Wednesday, August 06, 2008

或許...我不適合當高中老師...

今天發生了一件事,讓我覺得很討厭.我討厭她們不懂事,背叛我的信任.

學校請來Career 雜誌的主編,為這些不知天高地厚的高中女生分析大學科系與將來的Career Path.我才說這是很重要的演講,要注意聽,也陪她們聽了四十分鐘,之後辦公室有事情要處理,就先回辦公室.中場後,雖然事情還沒處理完,但怕她們不專心,還是再下去陪她們一下,沒想到,這些小鬼,在我離開去處理事情後,就亂七八糟了.另一位老師,一近辦公室就大聲說我們班很吵,跟別班的同學一起打打鬧鬧的.

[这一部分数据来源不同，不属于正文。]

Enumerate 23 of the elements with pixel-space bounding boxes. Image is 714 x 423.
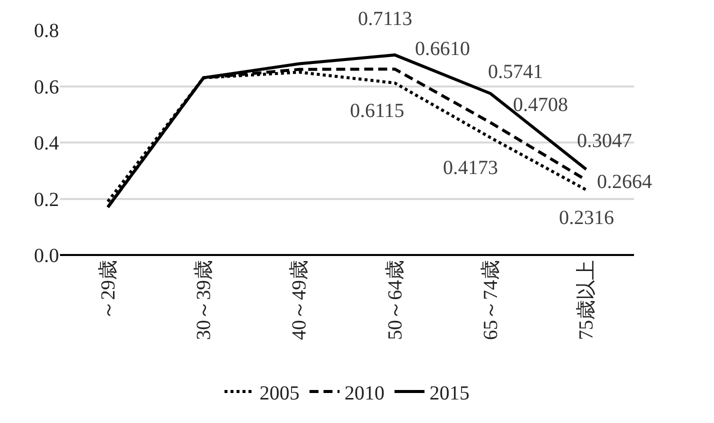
data-label: 0.2664 [597,171,652,193]
x-tick-label: ～29歳 [97,260,120,320]
x-tick-label: 50～64歳 [384,260,406,340]
data-label: 0.3047 [577,130,632,152]
data-label: 0.6115 [350,100,404,122]
y-tick-label: 0.4 [34,132,59,154]
data-label: 0.6610 [415,38,470,60]
data-label: 0.2316 [559,207,614,229]
data-label: 0.4173 [443,157,498,179]
x-tick-label: 40～49歳 [288,260,311,340]
y-tick-label: 0.8 [34,20,59,42]
x-tick-label: 30～39歳 [193,260,215,340]
legend-label: 2010 [344,382,384,404]
data-label: 0.7113 [358,8,412,30]
x-tick-label: 75歳以上 [576,260,598,340]
data-label: 0.4708 [513,94,568,116]
x-tick-label: 65～74歳 [480,260,502,340]
legend-label: 2005 [260,382,300,404]
legend-label: 2015 [430,382,470,404]
data-label: 0.5741 [488,61,543,83]
y-tick-label: 0.2 [34,188,59,211]
y-tick-label: 0.6 [34,76,59,98]
y-tick-label: 0.0 [34,245,59,267]
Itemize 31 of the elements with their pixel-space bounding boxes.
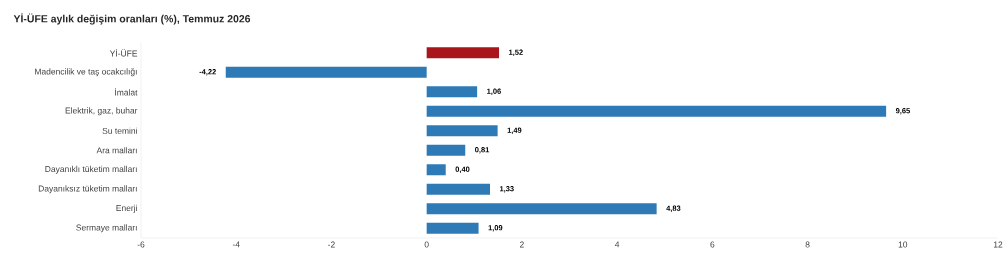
x-tick-label: -6 [137, 241, 145, 248]
y-tick-label: Yİ-ÜFE [109, 49, 138, 57]
y-tick-label: Madencilik ve taş ocakcılığı [35, 68, 137, 77]
bar [426, 47, 500, 59]
x-tick-label: 8 [805, 241, 810, 248]
x-tick-label: 12 [993, 241, 1003, 248]
bar [426, 164, 446, 176]
y-tick-label: İmalat [115, 88, 138, 96]
bar [426, 86, 478, 98]
bar [426, 125, 498, 137]
bar [426, 105, 887, 117]
x-tick-label: 4 [614, 241, 620, 248]
x-tick-label: 0 [424, 241, 429, 248]
bar [426, 183, 490, 195]
y-tick-label: Dayanıksız tüketim malları [38, 185, 137, 194]
y-tick-label: Sermaye malları [76, 224, 137, 233]
bar [426, 222, 479, 234]
bar [426, 203, 657, 215]
x-tick-label: 10 [898, 241, 908, 248]
y-tick-label: Elektrik, gaz, buhar [65, 107, 138, 116]
y-tick-label: Enerji [116, 204, 137, 213]
y-tick-label: Su temini [102, 127, 137, 134]
y-tick-label: Dayanıklı tüketim malları [45, 165, 137, 174]
x-tick-label: 2 [519, 241, 524, 248]
x-tick-label: 6 [710, 241, 715, 248]
bar [225, 66, 427, 78]
x-tick-label: -4 [232, 241, 240, 248]
bar [426, 144, 466, 156]
chart-title: Yİ-ÜFE aylık değişim oranları (%), Temmuz 2026 [13, 13, 251, 25]
y-tick-label: Ara malları [96, 147, 137, 154]
x-tick-label: -2 [328, 241, 335, 248]
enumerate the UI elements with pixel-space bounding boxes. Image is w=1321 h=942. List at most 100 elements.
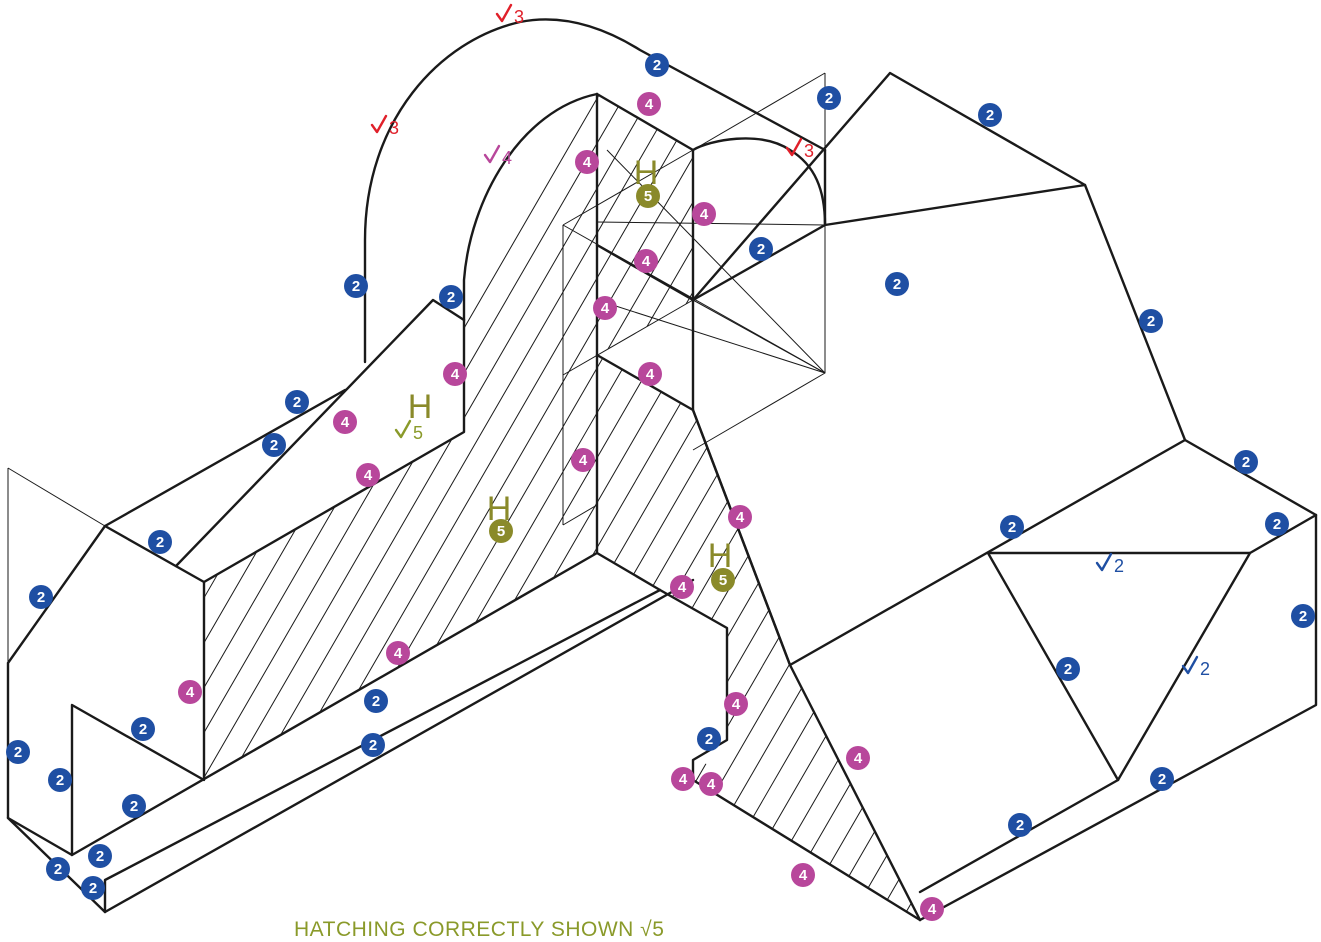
svg-text:2: 2 (757, 241, 765, 258)
mark-4-badge: 4 (670, 575, 694, 599)
mark-4-badge: 4 (571, 448, 595, 472)
svg-text:4: 4 (579, 452, 588, 469)
mark-4-badge: 4 (634, 249, 658, 273)
mark-2-badge: 2 (1000, 515, 1024, 539)
mark-2-badge: 2 (978, 103, 1002, 127)
mark-4-badge: 4 (846, 746, 870, 770)
mark-4-badge: 4 (593, 296, 617, 320)
svg-text:2: 2 (705, 731, 713, 748)
svg-text:4: 4 (854, 750, 863, 767)
mark-2-badge: 2 (1265, 512, 1289, 536)
hatch-letter: H (708, 537, 733, 575)
svg-text:2: 2 (352, 278, 360, 295)
svg-text:4: 4 (601, 300, 610, 317)
mark-2-badge: 2 (148, 530, 172, 554)
construction-lines (7, 72, 826, 663)
mark-4-badge: 4 (638, 362, 662, 386)
mark-2-badge: 2 (81, 876, 105, 900)
tick-3: 3 (495, 3, 524, 27)
mark-4-badge: 4 (791, 863, 815, 887)
hatch-letter: H (487, 490, 512, 528)
mark-4-badge: 4 (692, 202, 716, 226)
mark-4-badge: 4 (356, 463, 380, 487)
svg-text:4: 4 (799, 867, 808, 884)
mark-4-badge: 4 (699, 772, 723, 796)
mark-4-badge: 4 (386, 641, 410, 665)
mark-2-badge: 2 (817, 86, 841, 110)
svg-text:4: 4 (732, 696, 741, 713)
mark-5-badge: 5 (636, 184, 660, 208)
svg-text:2: 2 (653, 57, 661, 74)
tick-5: 5 (394, 419, 423, 443)
svg-text:2: 2 (37, 589, 45, 606)
svg-text:4: 4 (678, 579, 687, 596)
mark-2-badge: 2 (645, 53, 669, 77)
svg-text:4: 4 (502, 148, 512, 168)
svg-text:4: 4 (341, 414, 350, 431)
svg-text:5: 5 (413, 423, 423, 443)
svg-text:2: 2 (1016, 817, 1024, 834)
svg-text:2: 2 (89, 880, 97, 897)
svg-text:2: 2 (96, 848, 104, 865)
mark-2-badge: 2 (48, 768, 72, 792)
mark-2-badge: 2 (122, 794, 146, 818)
mark-2-badge: 2 (131, 717, 155, 741)
mark-4-badge: 4 (728, 505, 752, 529)
mark-2-badge: 2 (29, 585, 53, 609)
mark-2-badge: 2 (88, 844, 112, 868)
svg-text:4: 4 (700, 206, 709, 223)
mark-4-badge: 4 (178, 680, 202, 704)
mark-2-badge: 2 (364, 689, 388, 713)
mark-2-badge: 2 (697, 727, 721, 751)
mark-2-badge: 2 (1139, 309, 1163, 333)
mark-4-badge: 4 (920, 897, 944, 921)
svg-text:5: 5 (644, 188, 652, 205)
mark-4-badge: 4 (443, 362, 467, 386)
svg-text:4: 4 (583, 154, 592, 171)
svg-text:4: 4 (928, 901, 937, 918)
svg-text:4: 4 (364, 467, 373, 484)
mark-2-badge: 2 (885, 272, 909, 296)
mark-4-badge: 4 (671, 767, 695, 791)
svg-text:2: 2 (447, 289, 455, 306)
svg-text:2: 2 (139, 721, 147, 738)
hatch-mark-layer: H H H H (408, 154, 733, 575)
mark-2-badge: 2 (1056, 657, 1080, 681)
svg-text:4: 4 (736, 509, 745, 526)
object-outline (6, 18, 1318, 922)
svg-text:3: 3 (389, 118, 399, 138)
svg-text:2: 2 (54, 861, 62, 878)
mark-2-badge: 2 (344, 274, 368, 298)
svg-text:2: 2 (156, 534, 164, 551)
svg-text:4: 4 (451, 366, 460, 383)
mark-2-badge: 2 (1008, 813, 1032, 837)
svg-text:2: 2 (1299, 608, 1307, 625)
svg-text:2: 2 (1064, 661, 1072, 678)
caption: HATCHING CORRECTLY SHOWN √5 (294, 918, 665, 941)
svg-text:2: 2 (1147, 313, 1155, 330)
svg-text:2: 2 (1114, 556, 1124, 576)
tick-2: 2 (1181, 655, 1210, 679)
mark-2-badge: 2 (439, 285, 463, 309)
svg-text:2: 2 (369, 737, 377, 754)
mark-2-badge: 2 (1150, 767, 1174, 791)
svg-text:4: 4 (394, 645, 403, 662)
svg-text:2: 2 (130, 798, 138, 815)
svg-text:2: 2 (372, 693, 380, 710)
mark-2-badge: 2 (361, 733, 385, 757)
svg-text:2: 2 (293, 394, 301, 411)
svg-text:4: 4 (679, 771, 688, 788)
mark-5-badge: 5 (489, 519, 513, 543)
svg-text:3: 3 (514, 7, 524, 27)
svg-text:2: 2 (986, 107, 994, 124)
svg-text:5: 5 (497, 523, 505, 540)
svg-text:2: 2 (893, 276, 901, 293)
mark-2-badge: 2 (6, 740, 30, 764)
svg-text:2: 2 (825, 90, 833, 107)
svg-text:4: 4 (642, 253, 651, 270)
svg-text:4: 4 (186, 684, 195, 701)
svg-text:2: 2 (1200, 659, 1210, 679)
svg-text:2: 2 (270, 437, 278, 454)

剎那間,我覺得很丟人.因為我沒把學生帶好,影響到其他人.

我不知道,我有沒有能力把這些小女孩帶上來?或許我沒有足夠的力量感動每一個人.

我懷疑,像我這樣的人適合當高中老師嗎?

或許,我的開明與信任,讓她們以為可以為所欲為,只要我看不見她們,就可以隨便.

很氣!開始思考,或許我應該向別的老師看齊,嚴格管制她們的一切.

為什麼,我自己的班級會這樣?很想對她們大叫,討厭...臭小鬼...

2 Comments:

At 6:12 AM , Anonymous Anonymous said...

I totally understand how you feel. You know,I always hated every gathering at school when I was a homeroom teacher,even it was a fantastic performance by some famous and professional group on the stage. My keeping a very close eye on the "naughty" students always spoiled the fun of watching a good show/performance. I didn't feel relieved at all until the day of their graduation ceremony! I think the first year "training" is very important, so try harder, or you'll suffer for the rest of years.;)

 
At 6:29 AM , Blogger Lonely Planet said...

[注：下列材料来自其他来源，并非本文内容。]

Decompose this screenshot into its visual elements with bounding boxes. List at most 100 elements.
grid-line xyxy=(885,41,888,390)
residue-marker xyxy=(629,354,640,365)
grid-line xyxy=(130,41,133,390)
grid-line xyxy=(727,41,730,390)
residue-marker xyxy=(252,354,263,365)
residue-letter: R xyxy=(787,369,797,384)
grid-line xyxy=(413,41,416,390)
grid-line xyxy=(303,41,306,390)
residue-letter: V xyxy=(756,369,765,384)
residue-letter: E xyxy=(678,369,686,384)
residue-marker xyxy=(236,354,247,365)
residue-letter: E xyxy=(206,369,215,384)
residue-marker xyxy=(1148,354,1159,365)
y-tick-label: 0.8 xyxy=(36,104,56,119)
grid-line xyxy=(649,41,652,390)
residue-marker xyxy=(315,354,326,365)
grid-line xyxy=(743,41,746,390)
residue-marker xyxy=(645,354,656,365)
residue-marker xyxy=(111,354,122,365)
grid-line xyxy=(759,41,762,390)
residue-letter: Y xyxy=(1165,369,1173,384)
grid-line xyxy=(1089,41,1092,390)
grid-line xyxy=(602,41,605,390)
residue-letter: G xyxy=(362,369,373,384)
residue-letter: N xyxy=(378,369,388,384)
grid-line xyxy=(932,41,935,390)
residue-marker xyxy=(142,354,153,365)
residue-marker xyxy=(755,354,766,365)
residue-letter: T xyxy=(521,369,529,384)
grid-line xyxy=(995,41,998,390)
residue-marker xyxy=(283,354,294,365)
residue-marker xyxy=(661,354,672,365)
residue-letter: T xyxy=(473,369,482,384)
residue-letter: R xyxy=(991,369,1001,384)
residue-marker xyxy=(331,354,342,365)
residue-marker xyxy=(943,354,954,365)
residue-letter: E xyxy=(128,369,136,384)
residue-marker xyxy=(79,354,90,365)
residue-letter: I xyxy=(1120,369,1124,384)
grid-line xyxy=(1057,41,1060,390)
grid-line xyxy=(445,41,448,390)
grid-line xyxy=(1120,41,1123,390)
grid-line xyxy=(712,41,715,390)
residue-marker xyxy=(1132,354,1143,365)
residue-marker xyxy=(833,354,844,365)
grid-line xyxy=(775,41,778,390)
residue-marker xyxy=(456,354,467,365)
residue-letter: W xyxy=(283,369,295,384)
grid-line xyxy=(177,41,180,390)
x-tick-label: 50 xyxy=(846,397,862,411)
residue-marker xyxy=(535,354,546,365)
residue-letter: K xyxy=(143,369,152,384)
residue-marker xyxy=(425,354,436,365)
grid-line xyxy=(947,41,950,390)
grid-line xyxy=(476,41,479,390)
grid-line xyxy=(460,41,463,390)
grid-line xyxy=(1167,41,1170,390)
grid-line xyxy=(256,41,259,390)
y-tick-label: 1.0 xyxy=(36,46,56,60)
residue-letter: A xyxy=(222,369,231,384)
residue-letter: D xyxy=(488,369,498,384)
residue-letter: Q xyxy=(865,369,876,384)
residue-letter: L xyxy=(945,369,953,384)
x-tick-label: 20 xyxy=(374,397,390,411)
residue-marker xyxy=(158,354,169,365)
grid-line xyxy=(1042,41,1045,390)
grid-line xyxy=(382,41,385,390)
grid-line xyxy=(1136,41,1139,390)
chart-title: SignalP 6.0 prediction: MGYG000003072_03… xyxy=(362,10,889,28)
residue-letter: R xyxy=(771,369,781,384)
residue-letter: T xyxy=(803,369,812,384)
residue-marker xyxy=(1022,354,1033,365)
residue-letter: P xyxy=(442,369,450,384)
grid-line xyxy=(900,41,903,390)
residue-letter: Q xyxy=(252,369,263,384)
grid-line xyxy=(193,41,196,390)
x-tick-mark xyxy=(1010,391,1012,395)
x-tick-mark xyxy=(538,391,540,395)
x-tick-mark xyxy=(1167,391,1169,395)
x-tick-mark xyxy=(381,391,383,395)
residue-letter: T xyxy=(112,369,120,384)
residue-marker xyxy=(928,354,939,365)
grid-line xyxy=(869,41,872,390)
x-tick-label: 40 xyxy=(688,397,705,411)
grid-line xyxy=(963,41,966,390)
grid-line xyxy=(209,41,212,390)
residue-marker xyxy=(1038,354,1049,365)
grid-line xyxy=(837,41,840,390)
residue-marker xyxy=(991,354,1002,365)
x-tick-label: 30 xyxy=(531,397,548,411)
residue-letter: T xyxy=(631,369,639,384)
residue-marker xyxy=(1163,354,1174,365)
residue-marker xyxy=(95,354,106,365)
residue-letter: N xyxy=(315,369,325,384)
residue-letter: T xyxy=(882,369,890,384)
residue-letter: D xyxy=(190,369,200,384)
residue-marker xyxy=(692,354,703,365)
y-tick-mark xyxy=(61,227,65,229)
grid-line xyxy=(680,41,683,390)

You are right but I want them to be mature and responsible for their behaviours from the bottom of their hearts. After all, attitude is the only thing that will get them through LIFE not my supervision. How I wish they could be more of a grown-up. I think some of them are IN LOVE. Sweet but dangerous!! Haha..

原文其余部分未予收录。